Is there a plan to provide a maximum cache size? M...
# development
m
Is there a plan to provide a maximum cache size? Mine got to 30GB and don’t seem to shrink 😐
e
Yes. You can follow along here: https://github.com/pantsbuild/pants/issues/11167
w
~/.cache/pants/lmdb_store
should already be garbage collected by
pantsd
periodically: it’s only
~/.cache/pants/named_caches
that aren’t collected currently
which of those has the bulk of the usage?
e
I thought we gc'd but did not compact the LMDB?
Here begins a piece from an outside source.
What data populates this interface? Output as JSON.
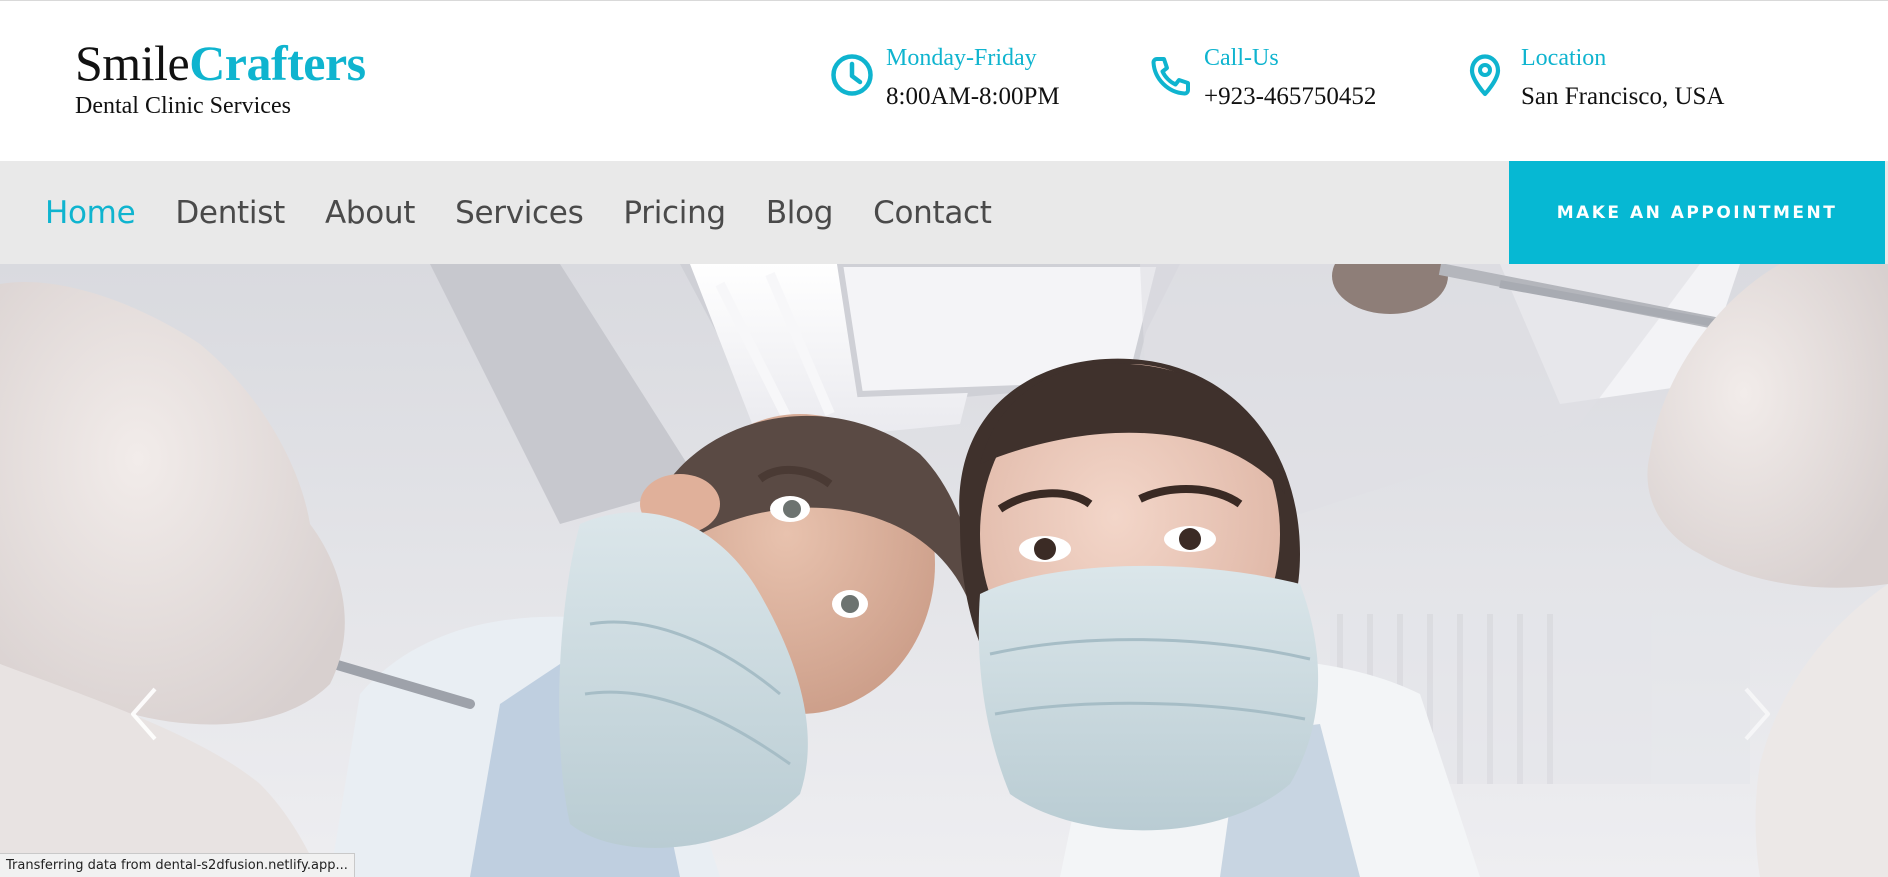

Or something along those lines.
w
that’s correct. but it runs often enough that it should cap the total usage at a high water mark
m
I have like 20 venvs each a copy of the entire dependecy tree
image.png
e
The venvs are created with hardlinks. So, for example, on my machine 2.5 actual GB:
Copy code
$ du -sh ~/.cache/pants/named_caches/pex_root/venvs/
2.5G	/home/jsirois/.cache/pants/named_caches/pex_root/venvs/
But apparent 28GB if you count each hard link as new data (-l):
Copy code
$ du -lsh ~/.cache/pants/named_caches/pex_root/venvs/
28G	/home/jsirois/.cache/pants/named_caches/pex_root/venvs/
I'm unfamiliar with ncdu. Do you know what it's counting? Is it hard link aware?
p
e
I looked into this and found a win for named_caches. Although symlinks and hardlinks provide roughly the same savings (obviously more inodes for hardlinks), The hardlinking was not sharing
.pyc
amongst venvs. Switching to symlinks solves this, and, for example, for toolchain:
Copy code
$ du -sh ~/.cache/pants/lmdb_store.tc.venv_symlinks ~/.cache/pants/named_caches/pex_root.tc.venv_symlinks
179M	/home/jsirois/.cache/pants/lmdb_store.tc.venv_symlinks
1.1G	/home/jsirois/.cache/pants/named_caches/pex_root.tc.venv_symlinks
$ du -sh ~/.cache/pants/lmdb_store.tc.venv_hardlinks ~/.cache/pants/named_caches/pex_root.tc.venv_hardlinks
179M	/home/jsirois/.cache/pants/lmdb_store.tc.venv_hardlinks
3.4G	/home/jsirois/.cache/pants/named_caches/pex_root.tc.venv_hardlinks
I'll be getting out a PR for this shortly.
w
Very cool... I guess it makes sense with so many fewer inodes, but still not obvious!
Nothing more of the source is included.